Di seberangnya, Bayu duduk santai, seolah mereka hanyalah pasangan lama yang kembali ke rutinitas yang sempat tertunda.

“Tenang saja,” ujar Bayu sambil menuangkan anggur merah ke gelas Vini. “Ini bukan makan malam bisnis.”

Vini tidak menyentuh gelas itu.

“Ini perayaan kecil,” lanjut Bayu ringan, “untuk kepulanganmu.”

Tatapan Vini tetap lurus ke piring porselen putih di depannya.

“Kepulanganku? untuk apa?”

Bayu tersenyum. Senyum seorang pria yang merasa satu lingkaran besar dalam hidupnya akhirnya tertutup.

“Karena semuanya hampir selesai, Sayang.”

Pelayan menyajikan hidangan pembuka lalu mundur dengan langkah senyap. Bayu menunggu hingga jarak itu aman sebelum melanjutkan.

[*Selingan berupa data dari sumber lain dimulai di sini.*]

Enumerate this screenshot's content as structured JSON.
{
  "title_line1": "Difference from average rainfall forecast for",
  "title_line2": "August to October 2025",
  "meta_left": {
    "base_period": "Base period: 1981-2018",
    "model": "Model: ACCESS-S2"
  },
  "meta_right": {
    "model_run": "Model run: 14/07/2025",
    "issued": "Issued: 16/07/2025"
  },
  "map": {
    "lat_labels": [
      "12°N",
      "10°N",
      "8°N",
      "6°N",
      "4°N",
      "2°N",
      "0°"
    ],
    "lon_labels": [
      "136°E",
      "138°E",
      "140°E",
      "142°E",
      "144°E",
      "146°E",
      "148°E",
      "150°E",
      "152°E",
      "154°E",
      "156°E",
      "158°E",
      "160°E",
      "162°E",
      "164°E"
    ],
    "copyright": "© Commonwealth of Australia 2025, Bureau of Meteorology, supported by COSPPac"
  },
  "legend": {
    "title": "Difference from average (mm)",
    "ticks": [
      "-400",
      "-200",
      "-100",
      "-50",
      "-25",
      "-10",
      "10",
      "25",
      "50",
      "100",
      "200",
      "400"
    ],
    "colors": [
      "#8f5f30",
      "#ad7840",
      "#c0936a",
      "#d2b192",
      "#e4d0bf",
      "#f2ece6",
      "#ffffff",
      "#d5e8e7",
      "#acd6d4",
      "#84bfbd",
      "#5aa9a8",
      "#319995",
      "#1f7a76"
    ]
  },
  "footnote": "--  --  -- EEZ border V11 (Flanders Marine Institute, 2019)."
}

“Aeruem tinggal selangkah lagi menjadi milik kita sepenuhnya,” katanya, nada suaranya santai seperti sedang membahas cuaca. “Dewan direksi sudah retak. Investor lama mulai panik.”

Ia berhenti sejenak, lalu menambahkan pelan,

“Tinggal satu tanda tangan. Dan satu wajah yang tepat di depan publik.”

Tatapannya menancap pada Vini.

“Kamu.”

Vini mengangkat mata perlahan. Sorotnya dingin, terkendali.

“Aku bilang aku ikut. Bukan berarti aku lupa siapa dirimu.”

Bayu terkekeh pelan.

“Dan itulah yang membuatmu berharga,” katanya tenang. “Kamu tidak pernah lupa. Kamu hanya… memilih.”